Book Review: Stung by Bethany Wiggins

Image (c) Walker Childrens
Stung (Stung #1) by Bethany Wiggins
Release Date: April 2nd, 2013
Book Format: Library Book
Rating: Three stars
There is no cure for being stung.

Fiona doesn’t remember going to sleep. But when she awakens, her world no longer exists. Her house is abandoned and broken. Her neighborhood is barren and dead. And there is a tattoo on her right hand. A tattoo Fiona doesn’t remember getting…but somehow she must conceal at any cost. Because humanity has been divided.

Those bearing the tattoo have turned into mindless, violent beasts that roam the streets and sewers, preying upon the unbranded, while a select few live protected inside a fortresslike wall, their lives devoted to rebuilding society and killing all who bear the mark.

And Fiona has awoken branded, on the wrong side of the wall, and…normal.

From the author of Shifting comes this remarkable reimagining of Sleeping Beauty, where the sting of a bee, rather than the prick of a needle, can destroy the world.

You wake up from your bed, just like any other day.
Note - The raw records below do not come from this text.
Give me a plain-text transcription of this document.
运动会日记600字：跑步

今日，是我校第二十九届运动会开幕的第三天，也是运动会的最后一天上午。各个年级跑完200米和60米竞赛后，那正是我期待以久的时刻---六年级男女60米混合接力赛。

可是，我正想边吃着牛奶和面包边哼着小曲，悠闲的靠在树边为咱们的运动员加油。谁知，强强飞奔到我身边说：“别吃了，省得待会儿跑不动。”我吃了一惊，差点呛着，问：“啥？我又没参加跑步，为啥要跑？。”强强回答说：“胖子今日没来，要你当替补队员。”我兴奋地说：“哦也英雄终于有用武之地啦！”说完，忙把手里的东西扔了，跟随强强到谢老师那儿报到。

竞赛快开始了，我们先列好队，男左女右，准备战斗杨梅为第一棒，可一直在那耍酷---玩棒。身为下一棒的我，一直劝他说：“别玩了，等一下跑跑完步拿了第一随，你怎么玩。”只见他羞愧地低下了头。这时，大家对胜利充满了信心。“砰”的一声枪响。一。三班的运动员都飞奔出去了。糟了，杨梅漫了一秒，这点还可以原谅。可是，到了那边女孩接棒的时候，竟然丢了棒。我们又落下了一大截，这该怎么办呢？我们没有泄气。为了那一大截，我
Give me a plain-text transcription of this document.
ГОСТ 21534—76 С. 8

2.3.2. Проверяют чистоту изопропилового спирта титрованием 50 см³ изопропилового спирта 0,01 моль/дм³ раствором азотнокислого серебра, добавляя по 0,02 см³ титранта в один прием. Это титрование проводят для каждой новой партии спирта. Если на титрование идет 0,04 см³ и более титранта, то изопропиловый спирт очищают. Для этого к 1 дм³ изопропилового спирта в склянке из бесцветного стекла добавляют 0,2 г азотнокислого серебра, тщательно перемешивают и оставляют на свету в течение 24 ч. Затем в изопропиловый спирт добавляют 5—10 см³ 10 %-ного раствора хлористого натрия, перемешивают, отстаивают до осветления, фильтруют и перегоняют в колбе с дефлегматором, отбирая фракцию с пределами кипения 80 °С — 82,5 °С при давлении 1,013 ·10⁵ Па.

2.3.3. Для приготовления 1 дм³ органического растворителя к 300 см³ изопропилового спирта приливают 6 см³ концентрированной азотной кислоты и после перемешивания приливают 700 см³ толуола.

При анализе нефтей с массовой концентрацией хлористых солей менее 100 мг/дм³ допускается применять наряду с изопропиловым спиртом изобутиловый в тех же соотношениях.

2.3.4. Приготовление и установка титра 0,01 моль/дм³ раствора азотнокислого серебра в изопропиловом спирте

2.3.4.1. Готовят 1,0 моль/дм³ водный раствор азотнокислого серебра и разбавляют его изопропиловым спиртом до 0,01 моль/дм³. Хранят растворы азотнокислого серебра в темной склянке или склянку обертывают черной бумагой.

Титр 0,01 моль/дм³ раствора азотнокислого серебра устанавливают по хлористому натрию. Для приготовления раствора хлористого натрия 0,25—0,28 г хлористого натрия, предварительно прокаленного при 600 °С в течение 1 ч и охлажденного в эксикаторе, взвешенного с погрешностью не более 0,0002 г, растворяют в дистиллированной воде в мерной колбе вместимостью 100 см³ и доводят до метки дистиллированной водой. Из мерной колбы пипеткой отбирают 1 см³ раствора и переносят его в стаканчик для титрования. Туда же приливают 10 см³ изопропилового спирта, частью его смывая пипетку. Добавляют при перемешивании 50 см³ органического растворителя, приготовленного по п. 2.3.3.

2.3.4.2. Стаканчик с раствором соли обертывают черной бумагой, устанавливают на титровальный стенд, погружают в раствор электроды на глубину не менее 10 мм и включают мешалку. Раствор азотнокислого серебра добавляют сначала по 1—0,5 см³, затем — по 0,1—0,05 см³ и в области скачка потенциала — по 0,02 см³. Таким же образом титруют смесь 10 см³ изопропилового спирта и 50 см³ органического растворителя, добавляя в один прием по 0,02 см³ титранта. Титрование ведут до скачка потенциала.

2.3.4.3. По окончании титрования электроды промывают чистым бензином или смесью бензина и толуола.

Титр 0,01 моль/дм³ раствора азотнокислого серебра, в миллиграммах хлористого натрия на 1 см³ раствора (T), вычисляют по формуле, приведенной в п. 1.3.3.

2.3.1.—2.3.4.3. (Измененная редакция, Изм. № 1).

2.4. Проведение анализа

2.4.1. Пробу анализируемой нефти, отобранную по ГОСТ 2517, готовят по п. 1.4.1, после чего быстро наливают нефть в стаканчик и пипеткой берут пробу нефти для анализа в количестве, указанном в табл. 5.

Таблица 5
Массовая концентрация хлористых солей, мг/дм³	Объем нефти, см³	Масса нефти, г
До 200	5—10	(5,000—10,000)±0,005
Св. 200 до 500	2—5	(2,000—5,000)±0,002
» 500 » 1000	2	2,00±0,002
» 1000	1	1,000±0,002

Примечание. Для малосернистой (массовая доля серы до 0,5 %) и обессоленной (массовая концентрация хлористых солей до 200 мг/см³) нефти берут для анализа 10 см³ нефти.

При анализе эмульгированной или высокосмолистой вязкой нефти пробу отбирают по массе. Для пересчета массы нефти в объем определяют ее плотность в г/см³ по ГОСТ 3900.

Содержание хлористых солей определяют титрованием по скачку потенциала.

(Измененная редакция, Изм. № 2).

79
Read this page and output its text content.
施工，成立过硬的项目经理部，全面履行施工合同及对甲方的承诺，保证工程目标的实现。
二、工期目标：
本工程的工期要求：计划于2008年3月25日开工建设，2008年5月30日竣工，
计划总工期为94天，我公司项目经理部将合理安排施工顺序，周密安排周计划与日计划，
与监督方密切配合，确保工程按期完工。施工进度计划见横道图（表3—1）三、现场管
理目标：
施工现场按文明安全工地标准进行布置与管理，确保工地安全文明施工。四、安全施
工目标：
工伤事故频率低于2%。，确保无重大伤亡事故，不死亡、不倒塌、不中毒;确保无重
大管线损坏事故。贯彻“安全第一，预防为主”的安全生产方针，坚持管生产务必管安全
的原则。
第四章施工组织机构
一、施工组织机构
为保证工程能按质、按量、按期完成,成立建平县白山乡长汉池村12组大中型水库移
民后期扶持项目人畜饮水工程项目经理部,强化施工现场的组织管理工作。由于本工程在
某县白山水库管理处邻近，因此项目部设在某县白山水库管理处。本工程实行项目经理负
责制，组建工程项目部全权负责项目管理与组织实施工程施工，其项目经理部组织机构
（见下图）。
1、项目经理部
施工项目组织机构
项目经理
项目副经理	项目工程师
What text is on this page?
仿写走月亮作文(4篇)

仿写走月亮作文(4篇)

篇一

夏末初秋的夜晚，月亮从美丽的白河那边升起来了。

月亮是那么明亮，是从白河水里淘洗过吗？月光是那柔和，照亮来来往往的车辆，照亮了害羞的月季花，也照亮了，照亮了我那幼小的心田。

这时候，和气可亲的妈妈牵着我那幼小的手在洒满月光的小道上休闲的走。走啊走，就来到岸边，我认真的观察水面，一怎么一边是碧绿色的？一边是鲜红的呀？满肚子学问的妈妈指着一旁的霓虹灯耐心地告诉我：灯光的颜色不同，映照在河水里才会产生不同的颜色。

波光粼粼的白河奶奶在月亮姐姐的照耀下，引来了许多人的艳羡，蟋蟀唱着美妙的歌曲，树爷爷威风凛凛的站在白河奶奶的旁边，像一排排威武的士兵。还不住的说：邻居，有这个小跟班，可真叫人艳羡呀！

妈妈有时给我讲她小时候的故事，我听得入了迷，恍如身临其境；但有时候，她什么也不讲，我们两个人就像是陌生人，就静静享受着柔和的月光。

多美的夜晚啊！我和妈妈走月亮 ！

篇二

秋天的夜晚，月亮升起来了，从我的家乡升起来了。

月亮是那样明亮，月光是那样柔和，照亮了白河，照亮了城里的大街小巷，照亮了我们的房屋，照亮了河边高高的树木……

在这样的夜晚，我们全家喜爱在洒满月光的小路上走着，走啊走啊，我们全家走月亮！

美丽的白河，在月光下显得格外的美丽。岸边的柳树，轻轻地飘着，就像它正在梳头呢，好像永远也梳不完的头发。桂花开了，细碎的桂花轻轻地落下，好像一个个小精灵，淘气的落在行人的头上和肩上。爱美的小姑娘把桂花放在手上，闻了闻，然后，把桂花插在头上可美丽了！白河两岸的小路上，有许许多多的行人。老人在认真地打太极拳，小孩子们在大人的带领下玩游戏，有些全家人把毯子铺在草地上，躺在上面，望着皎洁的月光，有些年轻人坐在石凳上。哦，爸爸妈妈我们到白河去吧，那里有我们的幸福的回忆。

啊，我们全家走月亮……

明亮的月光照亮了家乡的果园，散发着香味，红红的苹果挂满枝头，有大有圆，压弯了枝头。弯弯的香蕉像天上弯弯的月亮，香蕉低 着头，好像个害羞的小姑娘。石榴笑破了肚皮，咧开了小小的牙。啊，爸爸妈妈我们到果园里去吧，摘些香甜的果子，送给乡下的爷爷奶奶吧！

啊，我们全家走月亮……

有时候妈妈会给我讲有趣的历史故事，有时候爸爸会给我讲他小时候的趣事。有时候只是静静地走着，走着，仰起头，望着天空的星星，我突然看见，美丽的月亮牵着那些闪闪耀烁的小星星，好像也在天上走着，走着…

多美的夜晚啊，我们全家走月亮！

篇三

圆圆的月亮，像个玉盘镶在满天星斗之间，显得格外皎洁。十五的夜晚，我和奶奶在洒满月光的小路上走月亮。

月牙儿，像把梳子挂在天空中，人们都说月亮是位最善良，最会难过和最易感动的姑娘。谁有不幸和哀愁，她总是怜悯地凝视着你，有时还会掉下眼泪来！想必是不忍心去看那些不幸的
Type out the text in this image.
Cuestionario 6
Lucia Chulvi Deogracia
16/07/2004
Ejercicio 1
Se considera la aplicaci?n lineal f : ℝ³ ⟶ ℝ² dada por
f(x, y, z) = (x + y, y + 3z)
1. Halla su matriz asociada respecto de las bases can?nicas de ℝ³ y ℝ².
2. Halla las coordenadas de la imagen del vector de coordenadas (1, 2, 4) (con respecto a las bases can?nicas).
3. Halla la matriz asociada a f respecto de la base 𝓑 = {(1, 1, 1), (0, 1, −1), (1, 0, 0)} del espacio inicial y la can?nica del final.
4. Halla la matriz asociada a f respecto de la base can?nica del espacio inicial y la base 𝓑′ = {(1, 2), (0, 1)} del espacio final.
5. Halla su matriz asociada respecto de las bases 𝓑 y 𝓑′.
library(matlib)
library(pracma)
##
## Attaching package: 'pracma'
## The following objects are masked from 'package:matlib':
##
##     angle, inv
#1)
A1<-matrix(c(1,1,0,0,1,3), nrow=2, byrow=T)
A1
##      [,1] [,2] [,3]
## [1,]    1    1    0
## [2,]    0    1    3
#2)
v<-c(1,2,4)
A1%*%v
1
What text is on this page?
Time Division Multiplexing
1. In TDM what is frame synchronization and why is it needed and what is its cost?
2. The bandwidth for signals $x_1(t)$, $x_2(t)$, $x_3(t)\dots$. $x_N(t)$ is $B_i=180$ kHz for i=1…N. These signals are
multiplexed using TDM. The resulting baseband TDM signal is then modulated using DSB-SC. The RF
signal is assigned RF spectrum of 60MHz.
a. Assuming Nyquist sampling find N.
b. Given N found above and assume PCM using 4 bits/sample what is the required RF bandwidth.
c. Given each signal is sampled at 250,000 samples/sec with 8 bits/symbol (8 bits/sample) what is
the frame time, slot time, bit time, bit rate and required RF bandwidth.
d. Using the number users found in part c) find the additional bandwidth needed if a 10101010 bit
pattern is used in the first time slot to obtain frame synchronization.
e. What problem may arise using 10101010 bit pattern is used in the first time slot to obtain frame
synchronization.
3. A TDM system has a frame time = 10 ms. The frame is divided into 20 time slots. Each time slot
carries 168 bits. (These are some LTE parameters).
You still wake up from your same bed in your same room. But, when you look around, things are clearly different from what you remembered them to be. For instance, now it looked like a tornado took over your room. Not just your room, though- but your whole house. None of your family is here. Neither is your brother. All of it is strange- until something attacks you. When you toss them back, you realize it's the one person you never had expected to see attack you: Your brother. And he's more than determined to get you. He dons a tattoo on his wrist- the same tattoo you wear on your arm that you don't quite recall getting.

You don't remember a thing at all, in fact, other than you fell asleep right in that spot in your room. Nothing makes sense anymore. All you knows is that no one must know that you have that tattoo. Somehow, you know it's something bad.

This is what Fiona wakes up to, with the realization that life had changed before she even had a chance to experience it. A good chunk of her life has disappeared and now she has to learn how to survive in a world that changed without her- and the new rules that she has to learn to abide to.

But slowly, the past is unraveled as she runs around to keep herself safe: she finds people she thought she lost a long time ago and the cause that started the monsters that now infest her home.

This was a very fast paced book and rarely does anything remain still for too long. Fiona doesn't stay in one place for even a day before she finds herself on the run. Nothing is safe, she learns, and she'll never be safe as long as the tattoo on her hand remains there to show how much of a danger she can be one day.

I won't say much about the end, but the end left me with a bit of a disappointed taste in my mouth. With everything that happened with Fiona, I was expecting something more. Overall, though, it is a good read and it's good for those who love dystopian books. I'm not planning on letting the end deter me from reading the sequel- especially since I'm curious about what's going to happen now.